Etienne Dumont

CRITIQUE D'ART

Né en 1948, Etienne Dumont a fait à Genève des études qui lui ont été peu utiles. Latin, grec, droit. Juriste raté, il a bifurqué vers le journalisme. Le plus souvent aux rubriques culturelles, il a travaillé de mars 1974 à mai 2013 à la "Tribune de Genève", en commençant par parler de cinéma. Sont ensuite venus les beaux-arts et les livres. A part ça, comme vous pouvez le voir, rien à signaler.

Le journaliste Samuel Schellenberg, du "Courrier", reçoit le Prix Meret-Oppenheim

L'Office fédéral de la culture (OFC) lui décerne cette récompense pour son travail "sans concessions" sur le monde des beaux-arts en Suisse et à l'étranger.

Samuel Schellengerg dans la cuisine du "Courrier".

Crédits: Steeve Iuncker Gomez, "Tribune de Genève"

Voilà une nouvelle qui me fait plaisir! Vraiment. Là aussi, l'affaire n'est pas toute fraîche, même si elle reste d'actualité. C'est en effet demain lundi que Samuel Schellenberg se rendra à Bâle afin de recevoir le Prix Meret-Oppenheim. Cette récompense, qui porte le nom de l'artiste surréaliste germano-suisse morte en 1985, lui a été décernée par l'Office fédéral de la culture pour son travail en profondeur (1) de journaliste. Dotée de 40 000 francs, cette distinction salue un travail «sans concessions», de «grande portée culturelle», accompli au «Courrier» où Samuel est entré en 2004. Signalons que les candidats ne doivent pas postuler, comme pour une vulgaire Légion d'Honneur. Un jury fait une liste, choisit et décide. Bref, il fait ici son boulot.

Né à Zurich en 1971, installé à Lausanne (d'où il fait le voyage tous les jours), Samuel œuvre donc dans un bureau-appartement de la rue de la Truite, à la Jonction, où il se sent comme un poisson dans l'eau.
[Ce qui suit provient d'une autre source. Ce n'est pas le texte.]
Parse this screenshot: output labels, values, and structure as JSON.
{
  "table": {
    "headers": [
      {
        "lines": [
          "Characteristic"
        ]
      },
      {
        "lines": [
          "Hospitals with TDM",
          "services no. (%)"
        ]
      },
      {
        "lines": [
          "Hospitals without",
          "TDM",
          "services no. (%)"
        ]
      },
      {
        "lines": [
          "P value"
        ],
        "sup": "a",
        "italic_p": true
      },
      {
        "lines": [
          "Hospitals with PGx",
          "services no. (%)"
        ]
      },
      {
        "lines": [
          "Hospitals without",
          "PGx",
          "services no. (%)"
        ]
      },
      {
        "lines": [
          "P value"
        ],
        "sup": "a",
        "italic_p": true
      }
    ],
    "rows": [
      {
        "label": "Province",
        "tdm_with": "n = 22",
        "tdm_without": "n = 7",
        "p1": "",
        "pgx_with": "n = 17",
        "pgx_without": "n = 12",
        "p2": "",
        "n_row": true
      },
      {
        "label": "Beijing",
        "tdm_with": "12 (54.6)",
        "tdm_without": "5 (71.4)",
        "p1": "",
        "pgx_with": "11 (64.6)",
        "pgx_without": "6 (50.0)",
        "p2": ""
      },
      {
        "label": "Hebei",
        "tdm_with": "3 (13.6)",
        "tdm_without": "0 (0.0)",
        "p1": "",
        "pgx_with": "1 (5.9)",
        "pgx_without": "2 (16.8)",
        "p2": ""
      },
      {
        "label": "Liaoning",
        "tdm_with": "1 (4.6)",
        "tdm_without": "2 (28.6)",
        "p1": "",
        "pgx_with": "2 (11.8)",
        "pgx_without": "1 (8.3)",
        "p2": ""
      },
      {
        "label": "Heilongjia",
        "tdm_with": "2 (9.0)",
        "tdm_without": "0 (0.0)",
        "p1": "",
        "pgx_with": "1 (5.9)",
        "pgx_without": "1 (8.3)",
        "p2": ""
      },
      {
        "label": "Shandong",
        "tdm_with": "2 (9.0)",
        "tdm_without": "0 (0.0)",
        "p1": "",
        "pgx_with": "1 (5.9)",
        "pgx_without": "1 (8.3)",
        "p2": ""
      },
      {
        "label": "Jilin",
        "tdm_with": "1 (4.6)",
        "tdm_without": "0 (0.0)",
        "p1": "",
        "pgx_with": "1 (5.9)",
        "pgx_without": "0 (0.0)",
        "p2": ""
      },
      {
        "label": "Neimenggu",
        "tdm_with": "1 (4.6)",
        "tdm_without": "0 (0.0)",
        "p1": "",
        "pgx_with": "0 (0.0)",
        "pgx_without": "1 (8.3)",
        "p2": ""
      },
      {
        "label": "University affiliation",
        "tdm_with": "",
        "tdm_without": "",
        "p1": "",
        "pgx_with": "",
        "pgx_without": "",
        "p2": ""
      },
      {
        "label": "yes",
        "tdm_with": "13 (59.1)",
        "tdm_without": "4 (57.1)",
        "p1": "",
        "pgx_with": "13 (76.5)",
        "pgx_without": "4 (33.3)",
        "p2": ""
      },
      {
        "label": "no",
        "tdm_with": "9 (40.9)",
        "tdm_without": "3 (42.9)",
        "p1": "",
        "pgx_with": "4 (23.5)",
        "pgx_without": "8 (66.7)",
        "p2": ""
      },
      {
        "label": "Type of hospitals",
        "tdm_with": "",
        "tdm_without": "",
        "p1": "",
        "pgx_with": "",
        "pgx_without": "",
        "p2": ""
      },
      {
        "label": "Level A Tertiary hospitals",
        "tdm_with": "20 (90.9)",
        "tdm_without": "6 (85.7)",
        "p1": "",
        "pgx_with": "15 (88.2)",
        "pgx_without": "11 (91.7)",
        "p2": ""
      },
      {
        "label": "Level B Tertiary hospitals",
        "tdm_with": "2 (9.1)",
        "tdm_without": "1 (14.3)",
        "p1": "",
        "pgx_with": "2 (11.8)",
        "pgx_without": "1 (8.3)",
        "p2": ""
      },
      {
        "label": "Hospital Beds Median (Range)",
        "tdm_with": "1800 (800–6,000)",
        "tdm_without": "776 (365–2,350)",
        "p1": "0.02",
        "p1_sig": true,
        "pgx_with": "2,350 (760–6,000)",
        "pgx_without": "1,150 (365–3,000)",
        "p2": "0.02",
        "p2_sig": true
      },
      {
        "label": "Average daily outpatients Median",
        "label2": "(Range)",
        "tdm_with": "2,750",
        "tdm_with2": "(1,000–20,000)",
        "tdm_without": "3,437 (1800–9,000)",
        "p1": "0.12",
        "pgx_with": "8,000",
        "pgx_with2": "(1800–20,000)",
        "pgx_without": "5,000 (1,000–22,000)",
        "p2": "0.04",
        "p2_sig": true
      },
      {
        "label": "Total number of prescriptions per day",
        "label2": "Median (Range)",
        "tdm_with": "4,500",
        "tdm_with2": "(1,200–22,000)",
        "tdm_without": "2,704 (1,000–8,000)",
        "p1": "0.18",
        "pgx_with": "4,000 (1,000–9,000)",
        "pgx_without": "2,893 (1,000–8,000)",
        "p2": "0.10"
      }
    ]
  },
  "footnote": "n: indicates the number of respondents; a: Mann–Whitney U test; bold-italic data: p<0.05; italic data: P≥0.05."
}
En dépit de (rares) crises personnelles et d'endémiques problèmes d'argent, la rédaction partage ici des «valeurs». Valeurs morales, bien entendu. Il s'agit aussi d'un organe indépendant, ce qui se fait rare et appréciable. Le journaliste en sort de temps en temps, pour voir et enquêter. C'est ce qu'on appelle le terrain. Ses intérêts vont surtout à la création plastique contemporaine, avec ce que cela suppose de musées suisses mais aussi de biennales et de documenta(s). L'idée est de mettre ce qu'il voit et ce qu'on lui raconte en avant, et non lui-même. D'où un certain sérieux de style et de ton. Avec lui, pas de paillettes. Du reste «le Courrier» ne couvre pas un domaine gentiment faisandé comme le marché de l'art, même pour en dire du mal.

Aucun excès

Je connais Samuel depuis longtemps. On se rencontre même de temps en temps. C'est quelqu'un de discret, n'élevant pas la voix. Parlant peu. Avec cet homme réservé, aucun excès. Aucune provocation. Un certain humour, bien sûr, mais en demi teinte. Bref, nous ne jouons pas tout à fait dans la même cour, lui et moi, même si nous partageons, à en lire la «Tribune de Genève», un grand étonnement. C'est «Le silence pesant de la part de certaines institutions locales». Encore faudrait-il, soyons justes, que celles-ci aient quelque chose à dire.

(1) Dans le gros livre sur l'histoire du Centre d'art contemporain, par exemple, Samuel était sans doute le journaliste le plus cité. Il avait suivi une grande partie de la vie tourmentée du CAC.